Most of us were taught that people have lived in North America for only about 13,000 years. Now an excavation in Williamson County may help challenge that theory.
"This is a scapula of a medium-sized animal, we haven't figured out yet what animal it is...but it's probably a campsite where they butchered lots of different kinds of animals for food," said Michael Collins of The University of Texas.
The Clovis People were hunter-gatherers who populated much of North and Central America. Scientists believed they crossed a now-submerged land bridge across the Bering Strait from Siberia to Alaska about 13,000 years ago. They were nomadic, following the wooly mammoth and bison herds, never staying in one place for long.
That's what most scientists believed. But in northwestern Williamson County, at what is probably the most important Clovis site yet discovered, Collins is finding things that shouldn't be here. "We find woodworking tools. We find delicate engraving tools. We find tools that were used to cut grass," Collins said.
He said there are sites in South America much older than the Clovis people are believed to be. Some scientists said people may have been in America for as long as 30,000 to 40,000 years, not just 10,000 to 12,000. "One reason I'm here is that for several years I have seriously doubted the theory that Clovis were the first people in North America," Collins said.

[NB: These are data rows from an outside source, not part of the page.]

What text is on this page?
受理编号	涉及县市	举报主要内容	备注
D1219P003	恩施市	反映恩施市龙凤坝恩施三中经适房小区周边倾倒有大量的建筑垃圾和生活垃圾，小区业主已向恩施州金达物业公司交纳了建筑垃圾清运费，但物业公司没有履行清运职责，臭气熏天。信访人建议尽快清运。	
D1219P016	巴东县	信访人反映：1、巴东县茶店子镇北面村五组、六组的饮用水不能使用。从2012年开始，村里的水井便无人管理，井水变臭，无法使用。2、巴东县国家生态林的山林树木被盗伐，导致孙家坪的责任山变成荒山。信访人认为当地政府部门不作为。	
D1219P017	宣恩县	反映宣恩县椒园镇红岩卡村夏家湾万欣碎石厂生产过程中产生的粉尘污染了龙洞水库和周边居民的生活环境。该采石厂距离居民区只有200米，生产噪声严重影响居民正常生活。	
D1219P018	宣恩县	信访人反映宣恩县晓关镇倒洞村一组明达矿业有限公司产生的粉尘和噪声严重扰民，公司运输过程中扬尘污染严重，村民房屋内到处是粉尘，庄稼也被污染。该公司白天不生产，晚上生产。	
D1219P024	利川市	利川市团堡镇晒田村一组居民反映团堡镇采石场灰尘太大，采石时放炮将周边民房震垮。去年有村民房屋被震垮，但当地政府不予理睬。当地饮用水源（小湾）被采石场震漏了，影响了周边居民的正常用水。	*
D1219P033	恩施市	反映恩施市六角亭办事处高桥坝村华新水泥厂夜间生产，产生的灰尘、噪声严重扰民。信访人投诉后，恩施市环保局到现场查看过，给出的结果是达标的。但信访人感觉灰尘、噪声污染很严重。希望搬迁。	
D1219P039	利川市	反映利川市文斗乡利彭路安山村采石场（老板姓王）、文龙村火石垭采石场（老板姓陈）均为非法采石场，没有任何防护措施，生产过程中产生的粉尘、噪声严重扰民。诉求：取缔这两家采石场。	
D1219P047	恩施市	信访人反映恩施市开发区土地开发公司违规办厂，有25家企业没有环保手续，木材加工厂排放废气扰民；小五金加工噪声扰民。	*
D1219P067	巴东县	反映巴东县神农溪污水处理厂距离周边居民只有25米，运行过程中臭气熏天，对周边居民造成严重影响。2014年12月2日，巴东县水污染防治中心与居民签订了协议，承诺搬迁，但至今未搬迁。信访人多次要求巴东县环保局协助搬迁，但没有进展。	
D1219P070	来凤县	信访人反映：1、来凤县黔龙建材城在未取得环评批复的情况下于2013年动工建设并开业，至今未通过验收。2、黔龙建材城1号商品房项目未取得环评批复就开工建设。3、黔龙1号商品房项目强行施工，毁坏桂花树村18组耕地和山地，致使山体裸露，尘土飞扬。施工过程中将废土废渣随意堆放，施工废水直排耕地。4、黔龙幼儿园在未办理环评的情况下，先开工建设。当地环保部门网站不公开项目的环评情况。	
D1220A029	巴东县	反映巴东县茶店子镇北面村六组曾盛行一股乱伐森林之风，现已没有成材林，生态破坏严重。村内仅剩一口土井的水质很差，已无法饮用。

Without major government funding, Collins, a research assistant at the Texas Archaeological Research Laboratory of the University ofTexas, has assembled a small army of volunteers and graduate students. "And this is a late-stage biface, they're calling it, which means it's almost complete...not quite finished," Collins said. They are about halfway through a 3-year dig at what is called the Gault Site.
This 20-acre site is already one of the three most productive in the Americas. Collins believes it will be the most important of all of them in what science learns about the first people in America. "I've gotten into discussions with people in the grocery store that tell me flat out 'You can't find the first people. You willnever find the first people," Collins said. "No, but we can probably keep looking and get close, and that's the intriguing part."
But they are getting closer with this dig in Williamson County. The Gault site is on private property and was first discovered in the mid-1980s. The excavation began in 1999 and will end in May of next year.